Painter the father, artificer of a rural deeds now ironic now painful, painters the sons, who, not shies at all by the out of common talent and the sublime painting of their parent, devote themselves to the same craft between the sixteenth and the seventeenth century, in the Fleming area, and not only succeed in being up to their father fame, but to say it his way, they extend and perfect the message. 
It is just by this time that, in the Flanders and Holland, it develops and it was born  the so called “genre painting “, one of the most meaningful manifestations of the European art.  
The artists' clients are not anymore princes, Maecenas or other ecclesiastic hierarchies that have featured the renaissance  tradition, but they are private citizens who want to enrich their houses, beyond furniture, objects and clothes, also with pictures, deemed like furnishings to adorn the bare surface of walls, giving pleasure to eyes and decorum and dignity to the masters of house.  
So it expires the need of an aulic and celebrating painting language and dominates the reproduction of the real aspects of life: the every day life, the domestic privacy, the objects of common use, faces of men and facets of nature.  
In the seventeenth century, the Low Countries, due to their Calvinistic ethic, oriented at all toward the individual responsibility and the relationship between the divine grace and worldly works, will be the adoptive countries of the genre painting, that will have 
just here its gold century. But also the catholic Flanders, parted in 1585 from the protestant neighbours, are all but indifferent to this laic and civil toned painting, able too to turn the sacred themes into bared e humble daily life scenes.  
Here is it then arising from the pallet of Jan Brueghel, it is not a case he was named 'of velvets' for the magisterial lightness of his touch and the gaudy variety of his pallet, the most beautiful flowers of the European painting.  

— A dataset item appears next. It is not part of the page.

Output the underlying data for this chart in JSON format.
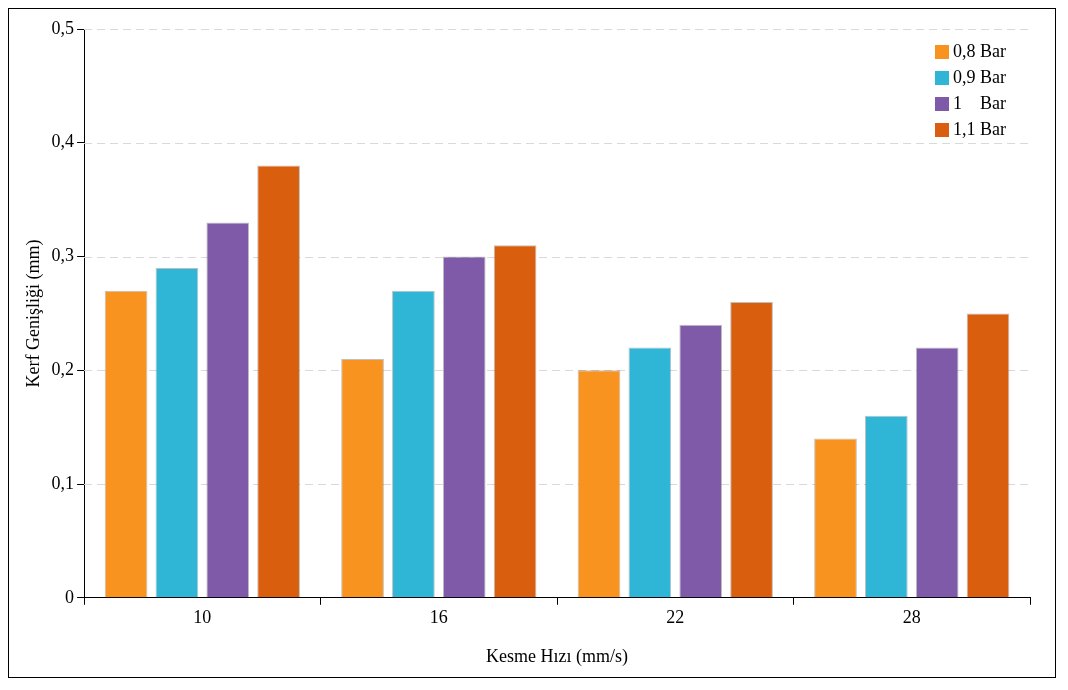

Great bunch vibrating of colours and almost smelling thousands fragrances.  
And the elder brother Pieter devoting to keen and witty variations of that reportage of country life so dear to his father's inspiration. Certainly not replicas of these masterpieces, but works rich of personality, related to seasons, activities, happening and fetes of the Flemish  countries and the people the painter belonged to. 

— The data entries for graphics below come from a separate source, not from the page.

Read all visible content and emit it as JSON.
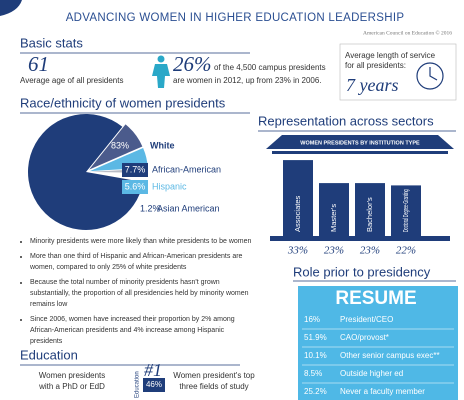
{
  "header": {
    "title": "ADVANCING WOMEN IN HIGHER EDUCATION LEADERSHIP",
    "source": "American Council on Education © 2016"
  },
  "basic_stats": {
    "title": "Basic stats",
    "age_value": "61",
    "age_label": "Average age of all presidents",
    "women_value": "26%",
    "women_line1": "of the 4,500 campus presidents",
    "women_line2": "are women in 2012, up from 23% in 2006.",
    "service_line1": "Average length of service",
    "service_line2": "for all presidents:",
    "service_value": "7 years"
  },
  "race": {
    "title": "Race/ethnicity of women presidents",
    "type": "pie",
    "categories": [
      "White",
      "African-American",
      "Hispanic",
      "Asian American"
    ],
    "values": [
      83,
      7.7,
      5.6,
      1.2
    ],
    "value_labels": [
      "83%",
      "7.7%",
      "5.6%",
      "1.2%"
    ],
    "colors": [
      "#1f3d7a",
      "#4b5b8c",
      "#5bb8e4",
      "#b8bcc6"
    ]
  },
  "findings": [
    "Minority presidents were more likely than white presidents to be women",
    "More than one third of Hispanic and African-American presidents are women, compared to only 25% of white presidents",
    "Because the total number of minority presidents hasn't grown substantially, the proportion of all presidencies held by minority women remains low",
    "Since 2006, women have increased their proportion by 2% among African-American presidents and 4% increase among Hispanic presidents"
  ],
  "education": {
    "title": "Education",
    "phd_line1": "Women presidents",
    "phd_line2": "with a PhD or EdD",
    "rank": "#1",
    "field": "Education",
    "field_value": "46%",
    "fields_line1": "Women president's top",
    "fields_line2": "three fields of study"
  },
  "sectors": {
    "title": "Representation across sectors",
    "type": "bar",
    "subtitle": "WOMEN PRESIDENTS BY INSTITUTION TYPE",
    "categories": [
      "Associates",
      "Master's",
      "Bachelor's",
      "Doctoral Degree-Granting"
    ],
    "values": [
      33,
      23,
      23,
      22
    ],
    "value_labels": [
      "33%",
      "23%",
      "23%",
      "22%"
    ],
    "color": "#1f3d7a"
  },
  "prior_role": {
    "title": "Role prior to presidency",
    "heading": "RESUME",
    "rows": [
      [
        "16%",
        "President/CEO"
      ],
      [
        "51.9%",
        "CAO/provost*"
      ],
      [
        "10.1%",
        "Other senior campus exec**"
      ],
      [
        "8.5%",
        "Outside higher ed"
      ],
      [
        "25.2%",
        "Never a faculty member"
      ]
    ]
  }
}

The fascination of the exposition is all in the out of common preparations of sacred and profane themes arranged with endless fantasia by the two genial brothers: allegories, proverbs, historical events, country festivals, battles, portraits, landscape, still life, Paradise and hell visions, precious and uncommon flowers. Well then, a joy for eyes, thousand miles far from the penitential contrition of so much baroque painting.  
And Cremona, with its fall hazes with an almost Flemish flavour, its well known solid and active Po valley concreteness not unlinked with a special inclination to the sensorial pleasures, is the ideal place for this event, and it candidates itself to replay the great success of the unforgettable exposition “Cinque sensi“.